ECLI:NL:RVS:2009:BH3252

Raad van State

Datum uitspraak
13 februari 2009
Publicatiedatum
5 april 2013
Zaaknummer
200900700/1
Instantie
Raad van State
Type
Uitspraak
Rechtsgebied
Bestuursrecht
Procedures
  • Voorlopige voorziening
Rechters
Vindplaatsen
  • Rechtspraak.nl
AI samenvatting door LexboostAutomatisch gegenereerd

Verzoek om voorlopige voorziening inzake handhaving ter bescherming van de dwerggans in De Abtskolk-De Putten

In deze zaak heeft de stichting Stichting De Faunabescherming op 5 januari 2009 het college van gedeputeerde staten van Noord-Holland verzocht om een onderzoek in te stellen naar de verstoring van de dwerggans in het gebied De Abtskolk-De Putten en om handhavend op te treden. De stichting heeft de ontvangst van dit verzoek opgevat als een weigering om handhavend op te treden en heeft hiertegen bezwaar gemaakt. Op 9 februari 2009 heeft het college het verzoek van de stichting afgewezen. De voorzitter van de Afdeling bestuursrechtspraak van de Raad van State heeft het verzoek om een voorlopige voorziening behandeld op 11 februari 2009.

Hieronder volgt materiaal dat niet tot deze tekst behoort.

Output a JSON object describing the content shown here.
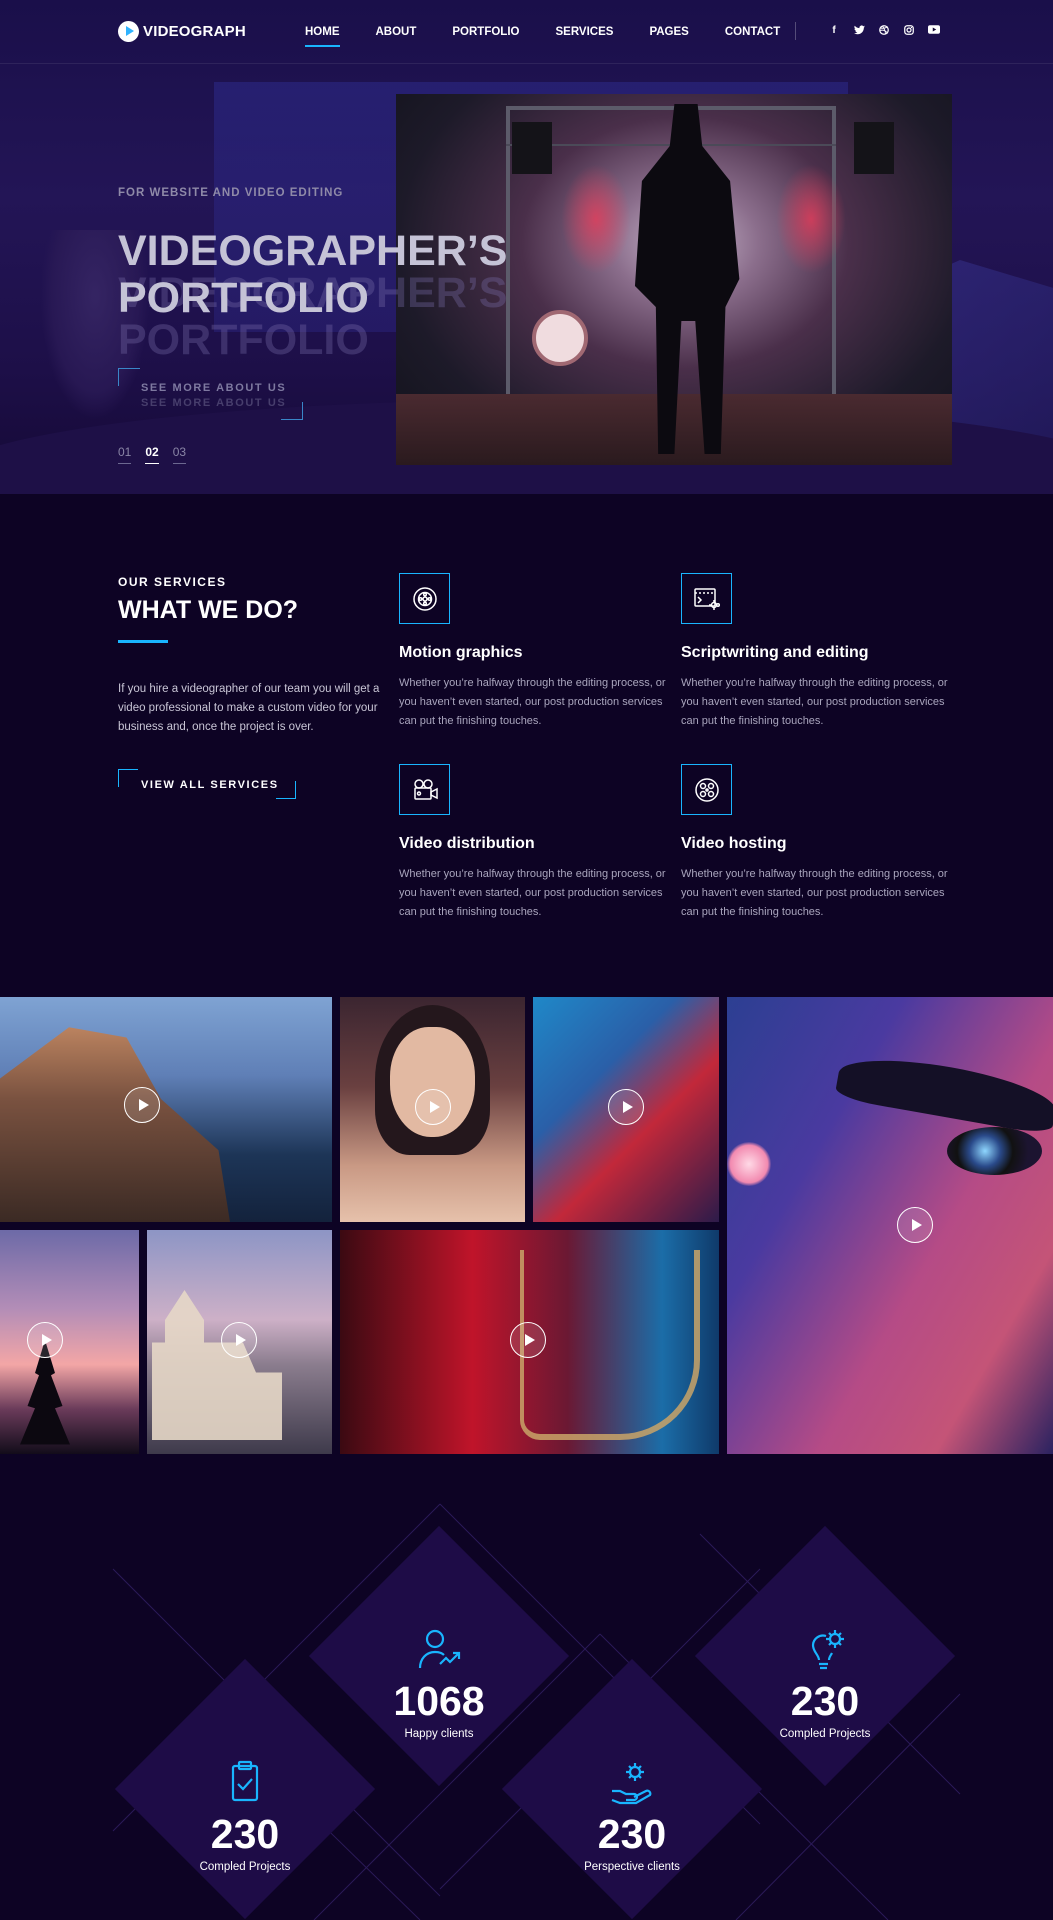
{
  "header": {
    "logo": "VIDEOGRAPH",
    "nav": [
      "HOME",
      "ABOUT",
      "PORTFOLIO",
      "SERVICES",
      "PAGES",
      "CONTACT"
    ],
    "active_nav": "HOME",
    "social": [
      "f",
      "t",
      "d",
      "ig",
      "yt"
    ]
  },
  "hero": {
    "kicker": "FOR WEBSITE AND VIDEO EDITING",
    "title": "VIDEOGRAPHER’S PORTFOLIO",
    "button": "SEE MORE ABOUT US",
    "slides": [
      "01",
      "02",
      "03"
    ],
    "active_slide": "02"
  },
  "services": {
    "kicker": "OUR SERVICES",
    "title": "WHAT WE DO?",
    "description": "If you hire a videographer of our team you will get a video professional to make a custom video for your business and, once the project is over.",
    "button": "VIEW ALL SERVICES",
    "items": [
      {
        "title": "Motion graphics",
        "text": "Whether you’re halfway through the editing process, or you haven’t even started, our post production services can put the finishing touches.",
        "icon": "film-reel-icon"
      },
      {
        "title": "Scriptwriting and editing",
        "text": "Whether you’re halfway through the editing process, or you haven’t even started, our post production services can put the finishing touches.",
        "icon": "script-edit-icon"
      },
      {
        "title": "Video distribution",
        "text": "Whether you’re halfway through the editing process, or you haven’t even started, our post production services can put the finishing touches.",
        "icon": "video-camera-icon"
      },
      {
        "title": "Video hosting",
        "text": "Whether you’re halfway through the editing process, or you haven’t even started, our post production services can put the finishing touches.",
        "icon": "film-hosting-icon"
      }
    ]
  },
  "gallery": {
    "items": [
      "coastal-village",
      "woman-portrait",
      "neon-portrait",
      "closeup-face",
      "sunset-tree",
      "lakeside-castle",
      "saxophone-player"
    ]
  },
  "stats": [
    {
      "value": "1068",
      "label": "Happy clients",
      "icon": "user-growth-icon"
    },
    {
      "value": "230",
      "label": "Compled Projects",
      "icon": "bulb-gear-icon"
    },
    {
      "value": "230",
      "label": "Compled Projects",
      "icon": "clipboard-check-icon"
    },
    {
      "value": "230",
      "label": "Perspective clients",
      "icon": "hand-gear-icon"
    }
  ],
  "colors": {
    "accent": "#19b5fe",
    "background": "#0d0324",
    "diamond": "#1e0c47"
  }
}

De voorzitter heeft overwogen dat het oordeel voorlopig is en niet bindend in de bodemprocedure. De stichting heeft gesteld dat de verstoring van de dwerggans wordt veroorzaakt door jachtactiviteiten en andere menselijke activiteiten in het gebied. Het college heeft echter aangegeven dat er geen overtredingen zijn geconstateerd en dat er toezicht wordt gehouden op de naleving van de Natuurbeschermingswet 1998. De voorzitter heeft geconcludeerd dat het college niet heeft onderkend dat het ook moet onderzoeken of er significante gevolgen voor de dwerggans zijn uitgesloten.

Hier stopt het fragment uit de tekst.